There’s a few universal use cases, like searching Spotify, or quickly accessing your password manager (big fan of Proton Pass over here).
And some that will be very specific to your job. In my case: a simple color picker that copies any colour value I click on screen to my clipboard, an image converter and optimiser, a PDF compressor, or a huge library of SVG logos.

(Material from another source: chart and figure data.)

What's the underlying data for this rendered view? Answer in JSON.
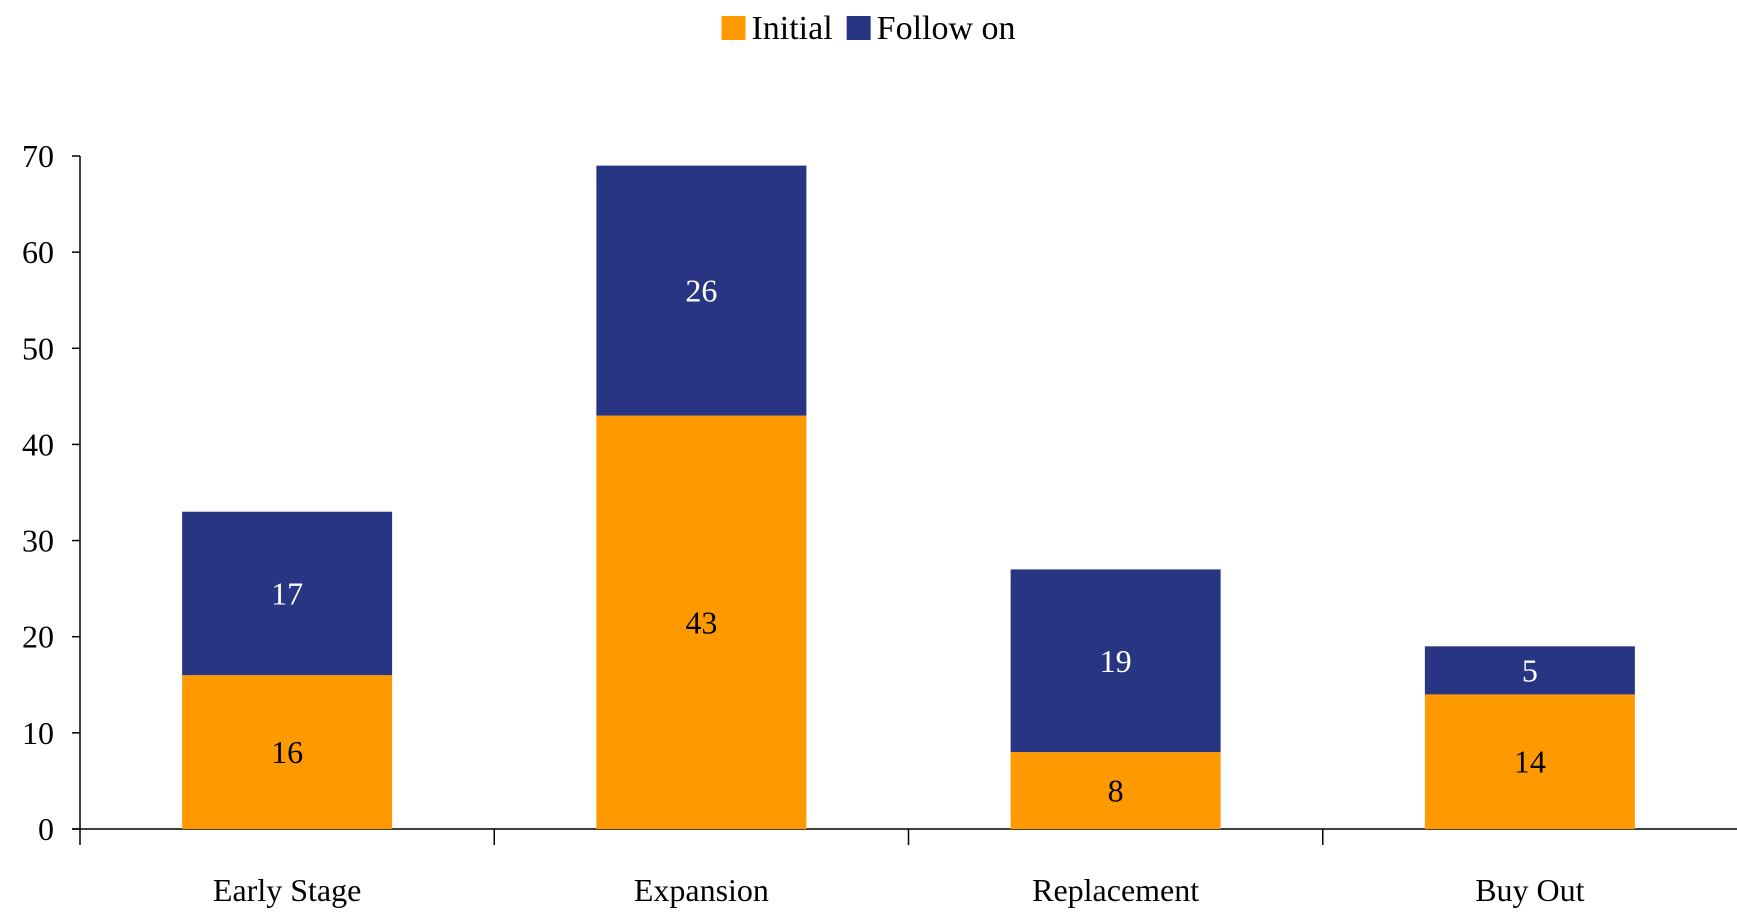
{
  "chart_data": {
    "type": "bar",
    "stacked": true,
    "title": "",
    "xlabel": "",
    "ylabel": "",
    "categories": [
      "Early Stage",
      "Expansion",
      "Replacement",
      "Buy Out"
    ],
    "series": [
      {
        "name": "Initial",
        "values": [
          16,
          43,
          8,
          14
        ],
        "color": "#FF9900"
      },
      {
        "name": "Follow on",
        "values": [
          17,
          26,
          19,
          5
        ],
        "color": "#283583"
      }
    ],
    "data_label_colors": {
      "Initial": "#000000",
      "Follow on": "#FFFFFF"
    },
    "ylim": [
      0,
      70
    ],
    "yticks": [
      0,
      10,
      20,
      30,
      40,
      50,
      60,
      70
    ],
    "grid": false,
    "legend_position": "top-center"
  }
}
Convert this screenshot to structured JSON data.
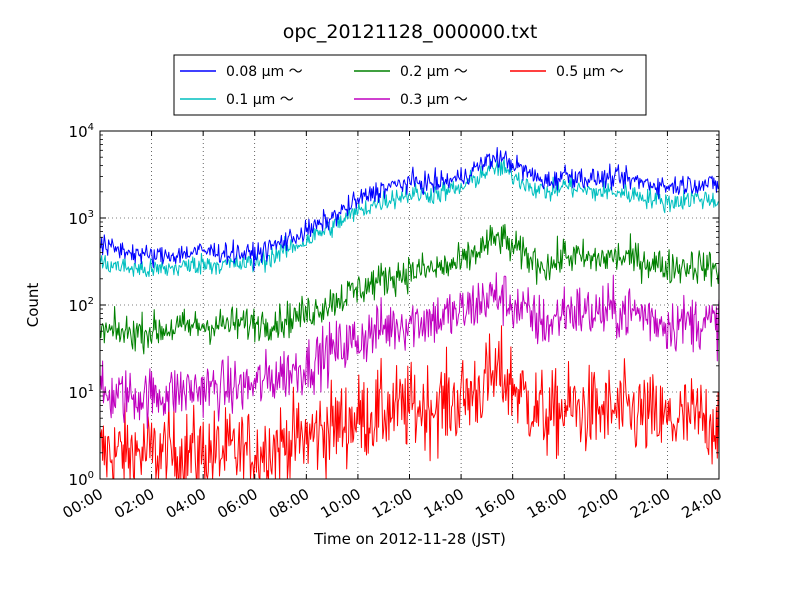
{
  "chart_data": {
    "type": "line",
    "title": "opc_20121128_000000.txt",
    "xlabel": "Time on 2012-11-28 (JST)",
    "ylabel": "Count",
    "x_unit": "hour",
    "xlim": [
      0,
      24
    ],
    "ylim": [
      1,
      10000
    ],
    "yscale": "log",
    "grid": true,
    "legend_position": "top",
    "x_ticks": [
      "00:00",
      "02:00",
      "04:00",
      "06:00",
      "08:00",
      "10:00",
      "12:00",
      "14:00",
      "16:00",
      "18:00",
      "20:00",
      "22:00",
      "24:00"
    ],
    "y_ticks": [
      {
        "base": "10",
        "exp": "0"
      },
      {
        "base": "10",
        "exp": "1"
      },
      {
        "base": "10",
        "exp": "2"
      },
      {
        "base": "10",
        "exp": "3"
      },
      {
        "base": "10",
        "exp": "4"
      }
    ],
    "x": [
      0,
      1,
      2,
      3,
      4,
      5,
      6,
      7,
      8,
      9,
      10,
      11,
      12,
      13,
      14,
      15,
      15.5,
      16,
      17,
      17.5,
      18,
      19,
      20,
      21,
      22,
      23,
      24
    ],
    "series": [
      {
        "name": "0.08 μm ～",
        "color": "#0000ff",
        "noise": 0.06,
        "values": [
          480,
          420,
          360,
          380,
          420,
          400,
          380,
          520,
          700,
          1000,
          1600,
          2200,
          2600,
          2500,
          2900,
          4500,
          5000,
          4200,
          2800,
          2600,
          3200,
          2800,
          2900,
          2600,
          2300,
          2500,
          2400
        ]
      },
      {
        "name": "0.1 μm ～",
        "color": "#00bfbf",
        "noise": 0.06,
        "values": [
          300,
          270,
          250,
          270,
          300,
          290,
          300,
          400,
          550,
          800,
          1200,
          1600,
          1900,
          1900,
          2200,
          3500,
          3800,
          3100,
          2100,
          2000,
          2400,
          2000,
          2000,
          1800,
          1500,
          1700,
          1600
        ]
      },
      {
        "name": "0.2 μm ～",
        "color": "#008000",
        "noise": 0.1,
        "values": [
          50,
          48,
          50,
          55,
          58,
          60,
          62,
          65,
          80,
          110,
          150,
          200,
          240,
          260,
          300,
          500,
          600,
          450,
          300,
          280,
          380,
          330,
          360,
          330,
          270,
          290,
          260
        ]
      },
      {
        "name": "0.3 μm ～",
        "color": "#bf00bf",
        "noise": 0.16,
        "values": [
          9,
          9,
          9,
          10,
          11,
          11,
          12,
          16,
          20,
          30,
          40,
          55,
          65,
          70,
          80,
          120,
          130,
          100,
          65,
          60,
          90,
          80,
          85,
          80,
          60,
          65,
          60
        ]
      },
      {
        "name": "0.5 μm ～",
        "color": "#ff0000",
        "noise": 0.25,
        "values": [
          2,
          2,
          2,
          2,
          2,
          2,
          2,
          2.5,
          3,
          4,
          5,
          6,
          6.5,
          7,
          8,
          13,
          16,
          12,
          6,
          5,
          6.5,
          6,
          6,
          5.5,
          4.5,
          5,
          4.5
        ]
      }
    ]
  }
}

And, because we’re living in times Where You Can So You Should: I also created my own Raycast extension called ‘Next Best Time To Post’. It tells you about best times to post on platforms, based on insights by Buffer.

Commitment issues
Finally, there’s a few features that spark my curiosity, but that I haven't yet surrendered myself to.
The Hyperkey.
A ‘hyperkey’ is when you have one key stand in for [⇧ ⌃ ⌥ ⌘]. Why you might ask? (I did.) Because that key combo is so complex it's always available, which makes it ideal for shortcuts. In my case, I use Right ⌘ as my hyperkey [◆] to switch to my most used apps like [◆ S] Slack or [◆ B] my browser. It works, but I'm not happy yet with the finger movement, so I don't use it as much as I could.
Raycast Notes
Raycast Notes is definitely nice for quickly jotting down notes. But I’m in a bigger existential crisis about my note taking set-up. (Basically: to ditch Notion or not?) And I don’t see this covering enough bases to become my main driver.

Script commands
Power user stuff but getting more accessible if you can let AI create those scripts. One small one I use often is letting [cf] (close finder windows) clean up my desktop explosion.
Dictation
I don’t talk to my computer, and use dictation only in the car. But I recognize that this is becoming a thing, especially when prompting your agent army. The new Raycast (beta) has dictation built in, with the ability to add app-specific transcription prompts. I’m going to give it a shot, but I think I’d rather find a transcription app that does dictation, and transcription from both meetings and recordings.
Raycast on iOS
Now that I am making Raycast my go-to AI chat, I’ve finally downloaded the iOS app. But where I love the deep integration into macOS, iOS allows for none of that, so I don’t really see much other use in the app.
Maybe you were already in the Rayhole, in which case: what am I missing?
If you’ve been meaning to check it out: I hope this helped. Seriously, I need more people to talk to about Raycast.